I hesitate to indulge in comparative theology, yet the Vedic Hindu arrangement is worth offering for the consideration of monotheistic traditions. Hindu tradition is divided into two streams: Sruti, revealed divine word, and Smriti, actual practice. Sruti and Smriti may converge at times, but more often they diverge. Hence the Hindu hierarchy of values where the ideal is placed above the actual, but the actual is tolerated though exhorted to strive for the ideal. My point is simply that the Hindu ability to accept the reality of the Imperfect Man is the source of the unique Hindu mental agility to cope with an ever-changing world.

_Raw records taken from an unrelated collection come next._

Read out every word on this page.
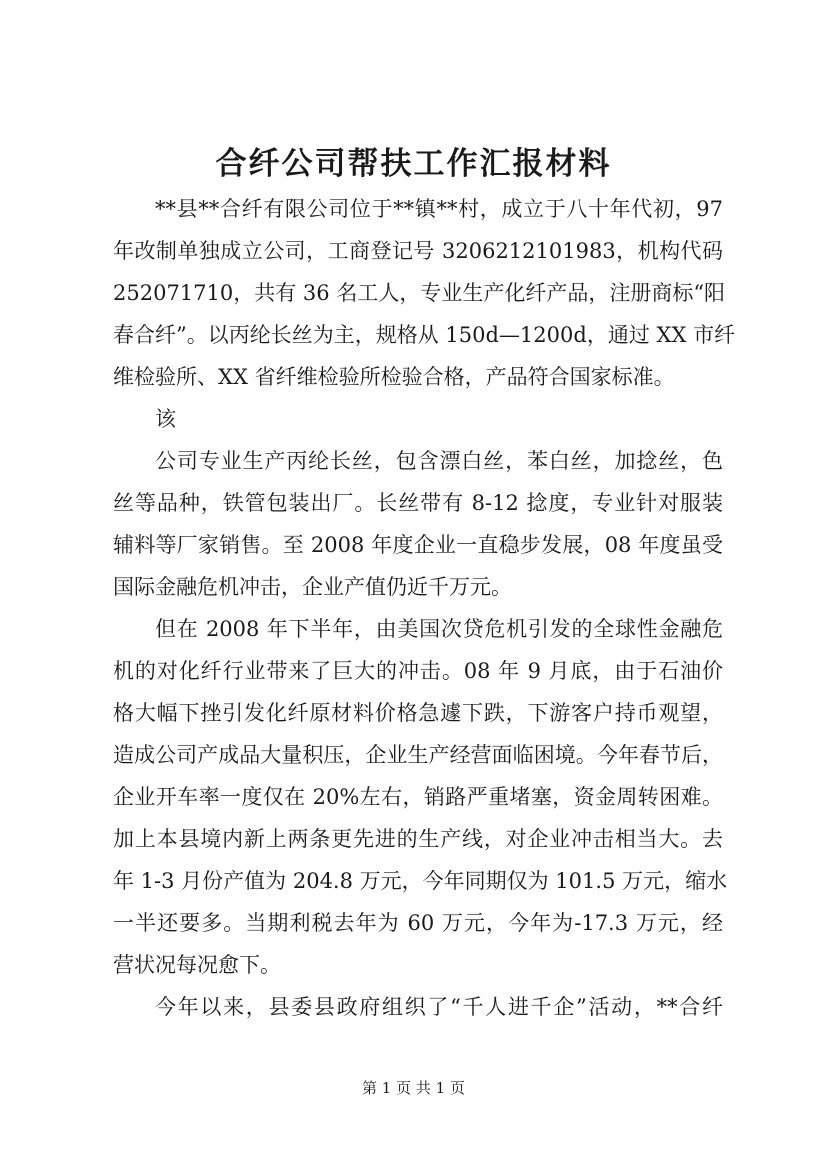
合纤公司帮扶工作汇报材料
**县**合纤有限公司位于**镇**村，成立于八十年代初，97
年改制单独成立公司，工商登记号 3206212101983，机构代码
252071710，共有 36 名工人，专业生产化纤产品，注册商标“阳
春合纤”。以丙纶长丝为主，规格从 150d—1200d，通过 XX 市纤
维检验所、XX 省纤维检验所检验合格，产品符合国家标准。
该
公司专业生产丙纶长丝，包含漂白丝，苯白丝，加捻丝，色
丝等品种，铁管包装出厂。长丝带有 8-12 捻度，专业针对服装
辅料等厂家销售。至 2008 年度企业一直稳步发展，08 年度虽受
国际金融危机冲击，企业产值仍近千万元。
但在 2008 年下半年，由美国次贷危机引发的全球性金融危
机的对化纤行业带来了巨大的冲击。08 年 9 月底，由于石油价
格大幅下挫引发化纤原材料价格急遽下跌，下游客户持币观望，
造成公司产成品大量积压，企业生产经营面临困境。今年春节后，
企业开车率一度仅在 20%左右，销路严重堵塞，资金周转困难。
加上本县境内新上两条更先进的生产线，对企业冲击相当大。去
年 1-3 月份产值为 204.8 万元，今年同期仅为 101.5 万元，缩水
一半还要多。当期利税去年为 60 万元，今年为-17.3 万元，经
营状况每况愈下。
今年以来，县委县政府组织了“千人进千企”活动，**合纤
第 1 页 共 1 页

In monotheistic traditions, however, emphasis on perfection through driving the human herd to attain impossible attributes inevitably gives totalitarian power to religious or political vanguards, denying genuine liberty and autonomy to the masses. The Christian world tried to resolve this crisis by attempting a division of church and political authority. But the American experience in particular shows that corporates and other institutions continue to wield disproportionate power in society; nor is the church entirely bereft of political leverage.
There are some lessons India should draw from the current international brouhaha over the Glasgow-Bangalore link. We must tackle our home-grown or Pak-trained terrorists firmly, and shun a propensity to suffer vicariously for the West. We need not refuse cooperation to Western countries attacked by terrorists, but we must sharply rebuke interference in our internal affairs. Britain wants help in probing the Bangalore links of the UK bombers, but why did the European Union of which it is a member ask President Kalam not to hang Afzal Guru, prime accused in the attack on the Indian Parliament?
It was Western propaganda that not one Indian has been found linked to the dreaded Al Qaeda, when the fact is that all Islamic terror cells have internal connections and arrangements with each other, and this fact is highlighted when it suits the investigating agencies. I am suspicious that Britain found the Al Qaeda link with Indian Muslim doctors precisely at a time when it was keen to repatriate Indian doctors (Hindus and Muslims alike) whom it had invited to settle there.
India has no legitimate reason to be sympathetic to Britain. Modern Islamic jihad came to our shores at the instance of the British, in whose hospitable clime Choudhary Rehmat Ali conceived the idea and the boundary of Pakistan. British officials facilitated the Great Calcutta Killing of 1946, which forced Congress to accept Partition, by removing Hindu officers from all affected police stations. Lord Louis Mountbatten ‘advised’ Mr. Jawaharlal Nehru to take the Kashmir dispute to the United Nations, and we have since suffered a jihad that has slowly spread from the Valley to each and every state.
All international discourse since the New York attack has been West-centric. And the West has used it to launch its own ‘holy war’ to cleverly reoccupy lands once held by Christendom. India was never one of them: let the religion of love grapple with the religion of peace.